Tribal leaders from the Mille Lacs Band of Ojibwe and other Minnesota Indian Affairs Council representatives met with Indian Law Resource Center lawyers August 4, 2016, for a high-level workshop about how to engage in the United Nations system to protect tribal lands, sovereignty, and cultures.

“Indian nations have historically been international actors and a part of the world community of sovereign nations, and this is shown by their treaties with the United States and other nations,” said Robert Coulter, executive director of the Center. “Tribes have to engage in the UN process to ensure that the promises in the UN Declaration on the Rights of Indigenous Peoples are implemented.”

The UN Declaration was first adopted by the UN General Assembly in 2007 and endorsed by the United States in 2010. It is a global statement of the rights of Indian and Alaska Native tribes including the rights of self-determination, self-government and autonomy, rights to lands and resources, the right to be free of violence and discrimination, and many other rights.
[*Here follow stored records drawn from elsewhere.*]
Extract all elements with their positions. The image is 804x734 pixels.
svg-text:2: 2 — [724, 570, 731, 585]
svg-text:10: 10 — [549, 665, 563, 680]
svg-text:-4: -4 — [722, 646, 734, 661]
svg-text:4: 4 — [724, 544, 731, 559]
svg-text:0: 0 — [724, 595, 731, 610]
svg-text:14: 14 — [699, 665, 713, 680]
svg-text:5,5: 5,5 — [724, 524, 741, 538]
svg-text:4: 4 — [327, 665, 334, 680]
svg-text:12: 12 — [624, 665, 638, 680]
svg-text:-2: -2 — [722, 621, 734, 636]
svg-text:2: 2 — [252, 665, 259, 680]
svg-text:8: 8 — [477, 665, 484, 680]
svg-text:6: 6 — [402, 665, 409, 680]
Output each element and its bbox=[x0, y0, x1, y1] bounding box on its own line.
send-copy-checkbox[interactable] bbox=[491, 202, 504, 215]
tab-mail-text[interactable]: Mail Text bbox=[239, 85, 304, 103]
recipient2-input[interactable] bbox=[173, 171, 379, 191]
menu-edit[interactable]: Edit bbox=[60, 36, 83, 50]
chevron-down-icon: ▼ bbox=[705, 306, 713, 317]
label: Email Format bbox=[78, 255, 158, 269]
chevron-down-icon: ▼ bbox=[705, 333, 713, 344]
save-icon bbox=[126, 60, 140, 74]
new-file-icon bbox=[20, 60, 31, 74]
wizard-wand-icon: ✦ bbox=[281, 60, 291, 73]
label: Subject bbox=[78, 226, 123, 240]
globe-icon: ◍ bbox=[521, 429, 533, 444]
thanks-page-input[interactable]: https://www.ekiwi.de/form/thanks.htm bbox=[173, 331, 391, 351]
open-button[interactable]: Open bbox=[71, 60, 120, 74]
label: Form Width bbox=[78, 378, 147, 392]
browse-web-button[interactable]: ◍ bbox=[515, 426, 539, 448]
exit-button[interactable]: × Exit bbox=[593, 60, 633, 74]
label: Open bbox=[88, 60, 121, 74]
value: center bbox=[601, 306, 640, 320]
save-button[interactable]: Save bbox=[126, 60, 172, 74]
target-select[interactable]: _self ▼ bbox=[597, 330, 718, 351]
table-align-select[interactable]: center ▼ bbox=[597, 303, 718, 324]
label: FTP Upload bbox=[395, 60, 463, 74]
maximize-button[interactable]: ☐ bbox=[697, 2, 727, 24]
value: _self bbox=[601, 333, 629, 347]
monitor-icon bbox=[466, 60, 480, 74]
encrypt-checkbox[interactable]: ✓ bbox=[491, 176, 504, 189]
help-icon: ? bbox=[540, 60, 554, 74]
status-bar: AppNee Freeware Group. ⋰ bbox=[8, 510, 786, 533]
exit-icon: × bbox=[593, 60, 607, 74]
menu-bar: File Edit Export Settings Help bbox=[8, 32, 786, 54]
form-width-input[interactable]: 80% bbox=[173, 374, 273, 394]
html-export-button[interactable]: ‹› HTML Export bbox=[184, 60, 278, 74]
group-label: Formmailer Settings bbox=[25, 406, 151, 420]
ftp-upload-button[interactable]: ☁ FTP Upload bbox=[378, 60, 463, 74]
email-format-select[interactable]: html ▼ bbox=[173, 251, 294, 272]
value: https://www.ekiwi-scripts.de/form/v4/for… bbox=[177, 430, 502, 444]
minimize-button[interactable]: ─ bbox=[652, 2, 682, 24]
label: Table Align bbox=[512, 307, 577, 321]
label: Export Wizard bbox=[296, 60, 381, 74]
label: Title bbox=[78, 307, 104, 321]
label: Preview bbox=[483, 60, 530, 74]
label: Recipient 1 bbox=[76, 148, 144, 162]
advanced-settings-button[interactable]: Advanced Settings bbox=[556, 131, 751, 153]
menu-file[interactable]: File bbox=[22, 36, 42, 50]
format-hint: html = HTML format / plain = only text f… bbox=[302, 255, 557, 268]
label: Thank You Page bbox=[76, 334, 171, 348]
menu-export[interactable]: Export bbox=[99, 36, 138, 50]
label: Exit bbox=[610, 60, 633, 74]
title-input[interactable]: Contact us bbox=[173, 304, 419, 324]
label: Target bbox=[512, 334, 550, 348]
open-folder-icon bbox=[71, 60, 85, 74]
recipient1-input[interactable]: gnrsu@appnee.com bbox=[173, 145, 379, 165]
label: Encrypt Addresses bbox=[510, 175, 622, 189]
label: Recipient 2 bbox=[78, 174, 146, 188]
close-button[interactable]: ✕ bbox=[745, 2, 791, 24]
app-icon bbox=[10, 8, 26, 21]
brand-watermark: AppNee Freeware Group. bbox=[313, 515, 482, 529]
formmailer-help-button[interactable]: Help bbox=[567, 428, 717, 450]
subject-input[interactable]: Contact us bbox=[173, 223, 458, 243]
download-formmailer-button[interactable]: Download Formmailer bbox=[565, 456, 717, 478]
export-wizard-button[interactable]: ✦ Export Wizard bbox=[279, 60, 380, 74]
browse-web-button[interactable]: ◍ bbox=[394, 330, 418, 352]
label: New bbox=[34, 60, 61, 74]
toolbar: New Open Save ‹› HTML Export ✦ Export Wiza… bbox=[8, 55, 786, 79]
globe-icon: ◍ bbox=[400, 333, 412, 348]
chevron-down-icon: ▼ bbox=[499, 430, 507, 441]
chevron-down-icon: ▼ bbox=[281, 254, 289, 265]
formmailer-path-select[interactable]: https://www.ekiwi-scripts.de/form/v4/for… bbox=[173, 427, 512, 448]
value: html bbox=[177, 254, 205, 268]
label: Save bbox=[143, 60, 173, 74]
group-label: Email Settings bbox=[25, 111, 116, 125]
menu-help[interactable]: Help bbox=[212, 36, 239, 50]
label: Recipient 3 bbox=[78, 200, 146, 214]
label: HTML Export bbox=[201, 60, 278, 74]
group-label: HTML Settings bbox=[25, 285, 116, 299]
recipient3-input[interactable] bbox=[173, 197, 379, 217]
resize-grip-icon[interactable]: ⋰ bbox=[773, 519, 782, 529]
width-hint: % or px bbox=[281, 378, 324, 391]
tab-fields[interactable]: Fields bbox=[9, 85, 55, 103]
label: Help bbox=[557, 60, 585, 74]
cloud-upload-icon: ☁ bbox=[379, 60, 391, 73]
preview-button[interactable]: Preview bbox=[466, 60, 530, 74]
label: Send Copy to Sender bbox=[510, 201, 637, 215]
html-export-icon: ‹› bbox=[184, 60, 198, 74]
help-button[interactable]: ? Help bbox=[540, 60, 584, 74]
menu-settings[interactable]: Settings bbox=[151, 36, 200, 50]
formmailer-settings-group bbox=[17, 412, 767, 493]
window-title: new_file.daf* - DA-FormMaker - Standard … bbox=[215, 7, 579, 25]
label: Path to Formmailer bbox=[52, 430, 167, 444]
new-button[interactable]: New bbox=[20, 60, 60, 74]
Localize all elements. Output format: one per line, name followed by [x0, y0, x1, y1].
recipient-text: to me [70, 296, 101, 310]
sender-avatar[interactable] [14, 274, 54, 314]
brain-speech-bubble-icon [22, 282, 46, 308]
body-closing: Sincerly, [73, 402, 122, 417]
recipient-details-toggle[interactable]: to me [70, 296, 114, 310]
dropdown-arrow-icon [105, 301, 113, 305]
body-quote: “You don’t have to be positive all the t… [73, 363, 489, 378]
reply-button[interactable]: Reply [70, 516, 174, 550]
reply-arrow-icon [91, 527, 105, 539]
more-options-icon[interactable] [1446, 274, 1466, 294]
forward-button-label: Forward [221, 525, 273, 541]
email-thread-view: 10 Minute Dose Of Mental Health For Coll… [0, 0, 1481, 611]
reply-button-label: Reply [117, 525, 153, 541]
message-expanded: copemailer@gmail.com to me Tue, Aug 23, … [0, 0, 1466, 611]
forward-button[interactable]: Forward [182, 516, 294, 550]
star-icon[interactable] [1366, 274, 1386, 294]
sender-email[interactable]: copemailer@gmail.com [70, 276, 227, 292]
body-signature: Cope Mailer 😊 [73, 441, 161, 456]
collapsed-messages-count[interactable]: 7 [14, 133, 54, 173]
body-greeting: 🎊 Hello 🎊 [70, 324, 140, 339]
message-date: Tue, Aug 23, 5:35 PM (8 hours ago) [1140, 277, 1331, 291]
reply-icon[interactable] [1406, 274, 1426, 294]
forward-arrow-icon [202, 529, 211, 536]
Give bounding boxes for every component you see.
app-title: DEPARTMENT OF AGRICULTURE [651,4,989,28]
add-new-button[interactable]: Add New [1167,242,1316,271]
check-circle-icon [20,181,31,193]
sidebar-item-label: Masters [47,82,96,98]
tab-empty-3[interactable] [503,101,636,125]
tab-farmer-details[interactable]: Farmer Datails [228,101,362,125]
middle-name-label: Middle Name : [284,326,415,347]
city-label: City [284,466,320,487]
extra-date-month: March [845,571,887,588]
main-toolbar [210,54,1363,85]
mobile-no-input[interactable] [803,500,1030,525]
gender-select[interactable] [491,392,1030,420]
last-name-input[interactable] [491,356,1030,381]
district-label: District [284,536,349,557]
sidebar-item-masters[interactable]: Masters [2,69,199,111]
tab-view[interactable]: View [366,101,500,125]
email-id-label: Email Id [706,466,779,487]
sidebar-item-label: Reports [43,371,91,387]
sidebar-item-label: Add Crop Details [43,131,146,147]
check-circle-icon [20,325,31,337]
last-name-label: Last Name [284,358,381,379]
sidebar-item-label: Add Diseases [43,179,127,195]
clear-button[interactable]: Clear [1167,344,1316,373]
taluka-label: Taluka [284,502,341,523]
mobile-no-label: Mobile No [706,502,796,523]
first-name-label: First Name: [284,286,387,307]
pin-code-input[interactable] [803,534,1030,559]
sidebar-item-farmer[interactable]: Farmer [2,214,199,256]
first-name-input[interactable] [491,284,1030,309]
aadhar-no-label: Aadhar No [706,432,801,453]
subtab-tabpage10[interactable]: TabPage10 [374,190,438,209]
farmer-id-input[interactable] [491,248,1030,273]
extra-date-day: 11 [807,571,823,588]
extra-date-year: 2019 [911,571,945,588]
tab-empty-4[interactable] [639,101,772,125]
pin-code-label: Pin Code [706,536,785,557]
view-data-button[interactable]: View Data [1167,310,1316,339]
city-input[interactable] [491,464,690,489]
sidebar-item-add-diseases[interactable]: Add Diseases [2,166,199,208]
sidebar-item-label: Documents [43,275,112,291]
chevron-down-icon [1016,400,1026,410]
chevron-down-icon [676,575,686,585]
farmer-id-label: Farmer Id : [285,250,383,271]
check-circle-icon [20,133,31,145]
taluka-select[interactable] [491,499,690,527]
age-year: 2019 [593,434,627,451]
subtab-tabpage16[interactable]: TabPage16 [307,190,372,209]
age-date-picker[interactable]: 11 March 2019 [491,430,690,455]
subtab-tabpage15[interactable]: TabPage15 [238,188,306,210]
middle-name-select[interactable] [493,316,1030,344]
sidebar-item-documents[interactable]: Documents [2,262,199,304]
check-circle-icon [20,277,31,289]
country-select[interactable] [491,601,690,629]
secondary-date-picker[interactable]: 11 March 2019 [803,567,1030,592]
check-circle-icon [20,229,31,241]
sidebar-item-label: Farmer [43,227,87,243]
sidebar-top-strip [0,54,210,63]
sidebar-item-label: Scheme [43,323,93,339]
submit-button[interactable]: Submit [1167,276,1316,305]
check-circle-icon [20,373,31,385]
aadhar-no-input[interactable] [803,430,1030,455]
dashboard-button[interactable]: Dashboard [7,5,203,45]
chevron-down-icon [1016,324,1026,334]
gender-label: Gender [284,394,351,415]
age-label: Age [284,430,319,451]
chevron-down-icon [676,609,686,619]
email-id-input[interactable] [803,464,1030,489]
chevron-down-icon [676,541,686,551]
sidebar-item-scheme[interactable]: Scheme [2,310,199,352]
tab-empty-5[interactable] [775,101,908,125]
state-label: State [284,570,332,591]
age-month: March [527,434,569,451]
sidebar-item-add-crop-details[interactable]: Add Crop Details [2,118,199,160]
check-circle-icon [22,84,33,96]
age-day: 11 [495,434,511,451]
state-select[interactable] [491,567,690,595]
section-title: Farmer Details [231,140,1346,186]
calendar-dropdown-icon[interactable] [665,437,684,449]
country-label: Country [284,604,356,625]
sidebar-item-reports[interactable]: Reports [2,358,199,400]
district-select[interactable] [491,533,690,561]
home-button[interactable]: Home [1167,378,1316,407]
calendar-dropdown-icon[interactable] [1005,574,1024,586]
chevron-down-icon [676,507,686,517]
However, few tribes know how the Declaration can specifically benefit their people and why it’s important for them to engage internationally.

“We are advocating for indigenous governments to be given a more appropriate status in the UN, which would allow them to participate fully and influence UN dialogues and activities,” said Coulter.

Other goals supported by the Indian Law Resource Center and more than 150 indigenous nations, organizations, and Native women’s coalitions include creating a monitoring body for the UN Declaration on the Rights of Indigenous Peoples and taking action to eliminate violence against indigenous women.

“Besides relying on the United States’ trust responsibility and federal Indian policy to support needed changes at the federal level, Indian nations can also use the Declaration to raise awareness, gain world support, and add global pressure on the United States to respond swiftly to human rights violations occurring within its borders, such as those associated with the epidemic levels of violence against Indian and Alaska Native women,” said Jana Walker, a senior attorney directing the Center’s Safe Women, Strong Nations project.

Violence against women, including indigenous women, is one of the most pervasive human rights violations in the world.  More than four in five Native women in the United States will experience violence in their lifetime, with more than half experiencing sexual violence.  “The UN Declaration signals a means to change federal law and policy to restore safety to Native women, to strengthen Indian nations and advance their jurisdiction over crimes within their territories, and to end the terrible cycle of violence in Native communities,” added Walker.